Where Oh Where Has Our Borrower Gone? (by Vincent Pisano, Xtract Research)

A typical US credit agreement will require a borrower to provide the lenders with annual audited financial statements with a management’s discussion and analysis of results of operations and financial condition (“MD&A”) and a narrative description of the business, unaudited financial statements for the first three quarters of each fiscal year together with an MD&A, an annual budget, notices of the occurrence of specified events, and compliance certificates following the delivery of those financial statements. They also generally specify that the obligations may be fulfilled by delivering or filing reports with the Securities and Exchange Commission. Many also require quarterly or annual conference calls with lenders.

Compliance certificates are important because they may provide the only source of information as to how non GAAP adjustments to consolidated net income, EBITDA and excess cash flow permitted or required by the credit agreement are being applied. Agreements generally include an exhibit indicating how those items were calculated, as well as leverage and interest coverage ratios. How much detail is required is a function of the amount of detail included in the form of compliance certificate attached to a credit agreement as an exhibit.

When the borrower is a public company, there is generally no problem with the financial statement requirements. When the borrower is not a public company, however, there seem to be an increasing number of problems. Recent conversations with clients indicate that some borrowers have cut back on the information presented to lenders to a significant degree. In some cases, MD&A is not provided at all. Other borrowers are ignoring the requirements for conference calls. Compliance certificates are not presented with sufficient detail.

What can lenders do to get the information they need? The first approach is almost always to ask the Agent to intercede with the borrower. In some cases, however, particularly in sponsor financings, the Agent may be reluctant to that so as not to threaten future business or the borrower may summarily dismiss the Agent’s request. What then?

Look at the events of default section of the agreement. Failure to comply with covenants is a default and with the giving of notice, if required, and the passage of time becomes an Event of Default, allowing the Agent or Required Lenders to accelerate the loans.
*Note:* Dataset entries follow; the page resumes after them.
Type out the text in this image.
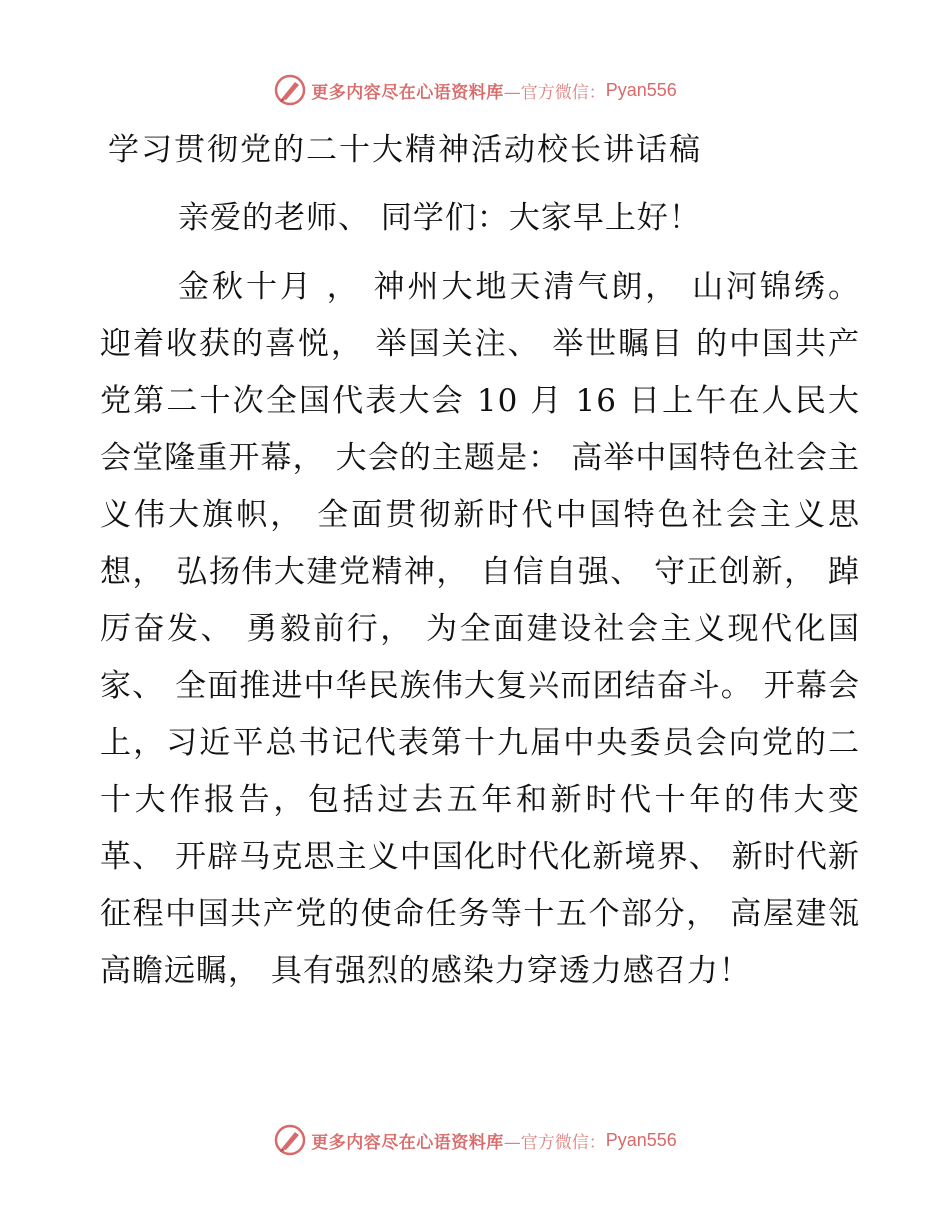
更多内容尽在心语资料库 —官方微信： Pyan556
学习贯彻党的二十大精神活动校长讲话稿

亲爱的老师、 同学们：大家早上好！

金秋十月 ， 神州大地天清气朗， 山河锦绣。 迎着收获的喜悦， 举国关注、 举世瞩目 的中国共产党第二十次全国代表大会 10 月 16 日上午在人民大会堂隆重开幕， 大会的主题是： 高举中国特色社会主义伟大旗帜， 全面贯彻新时代中国特色社会主义思想， 弘扬伟大建党精神， 自信自强、 守正创新， 踔厉奋发、 勇毅前行， 为全面建设社会主义现代化国家、 全面推进中华民族伟大复兴而团结奋斗。 开幕会上，习近平总书记代表第十九届中央委员会向党的二十大作报告，包括过去五年和新时代十年的伟大变革、 开辟马克思主义中国化时代化新境界、 新时代新征程中国共产党的使命任务等十五个部分， 高屋建瓴高瞻远瞩， 具有强烈的感染力穿透力感召力！

更多内容尽在心语资料库 —官方微信： Pyan556
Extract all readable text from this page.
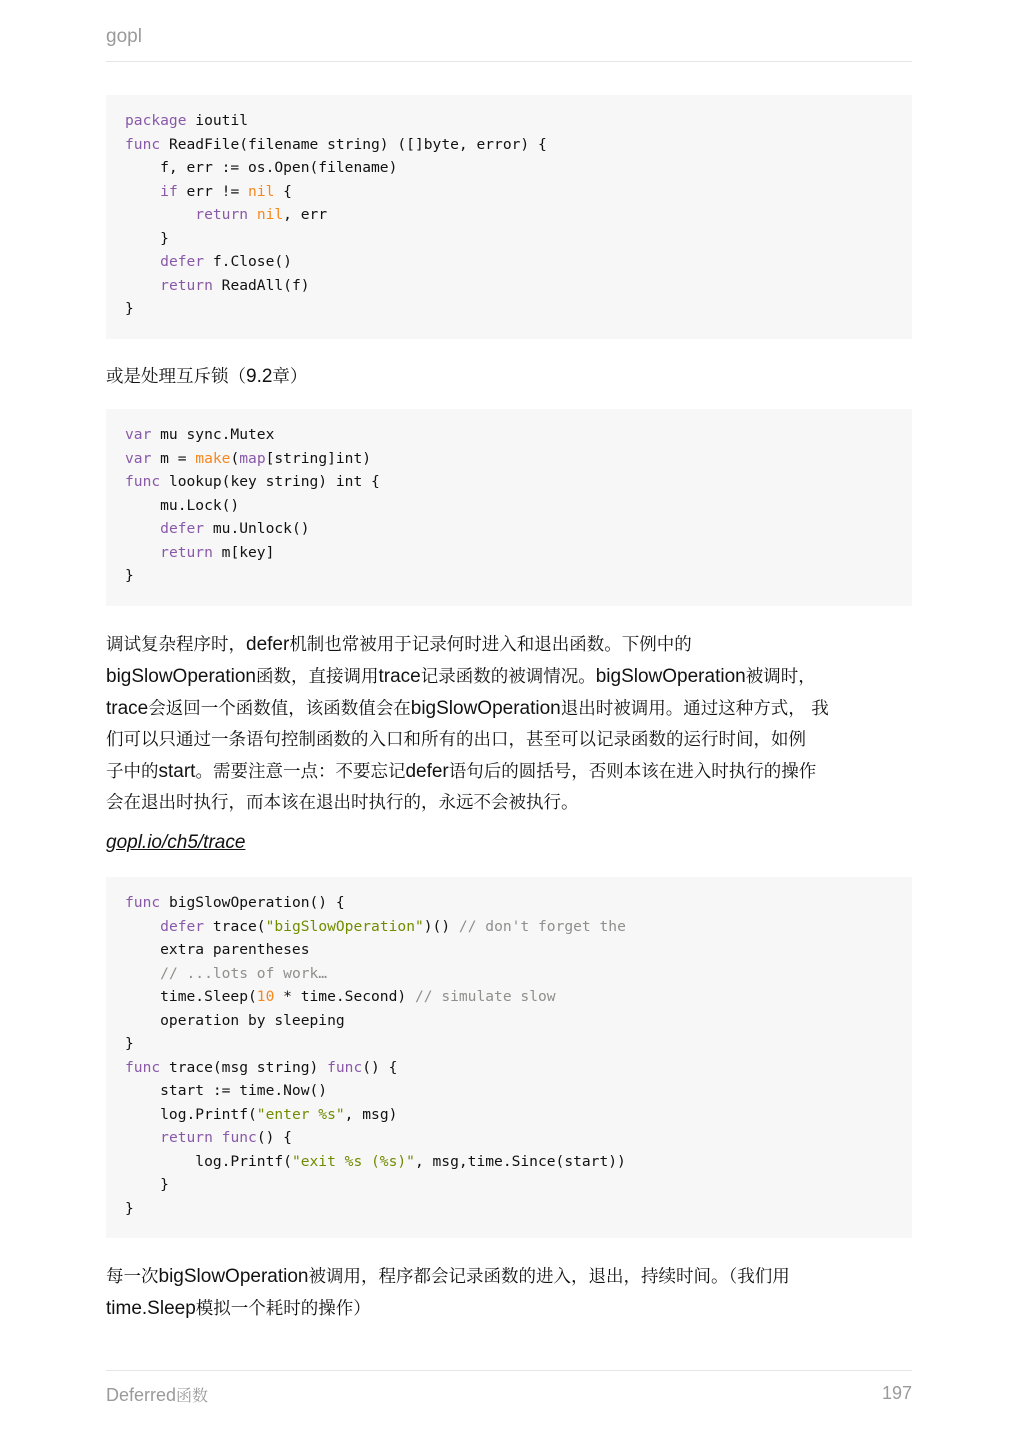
gopl
package ioutil
func ReadFile(filename string) ([]byte, error) {
f, err := os.Open(filename)
if err != nil {
return nil, err
}
defer f.Close()
return ReadAll(f)
}
或是处理互斥锁（9.2章）
var mu sync.Mutex
var m = make(map[string]int)
func lookup(key string) int {
mu.Lock()
defer mu.Unlock()
return m[key]
}
调试复杂程序时，defer机制也常被用于记录何时进入和退出函数。下例中的
bigSlowOperation函数，直接调用trace记录函数的被调情况。bigSlowOperation被调时，
trace会返回一个函数值，该函数值会在bigSlowOperation退出时被调用。通过这种方式， 我
们可以只通过一条语句控制函数的入口和所有的出口，甚至可以记录函数的运行时间，如例
子中的start。需要注意一点：不要忘记defer语句后的圆括号，否则本该在进入时执行的操作
会在退出时执行，而本该在退出时执行的，永远不会被执行。
gopl.io/ch5/trace
func bigSlowOperation() {
defer trace("bigSlowOperation")() // don't forget the
extra parentheses
// ...lots of work…
time.Sleep(10 * time.Second) // simulate slow
operation by sleeping
}
func trace(msg string) func() {
start := time.Now()
log.Printf("enter %s", msg)
return func() {
log.Printf("exit %s (%s)", msg,time.Since(start))
}
}
每一次bigSlowOperation被调用，程序都会记录函数的进入，退出，持续时间。（我们用
time.Sleep模拟一个耗时的操作）
Deferred函数	197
Borrowers obviously dislike allegations of an event of default, even when easily cured and acceleration is unlikely, because they trigger adverse publicity and may even allow other debt to be accelerated, the holders of which could have a greater motivation to accelerate.

One credit agreement we recently reviewed indicated that it was an Event of Default if “Any Loan Party fails to perform any other covenant or agreement not specified [in a different section] … and such failure continues for 30 days after the earlier of the date on which [borrower] becomes aware of any such failure and receipt by the borrower of written notice from the Administrative Agent or Required Lenders.” A borrower would obviously know if it failed to comply with its obligation to hold lender calls but may believe information delivered complied with the financial statement delivery requirements. Without the cooperation of the Agent or Required Lenders, a single lender could still provide a notice to the borrower that it is not in compliance with its obligations, eliminating the argument that the borrower lacks awareness of a default and starting the 30 day cure period.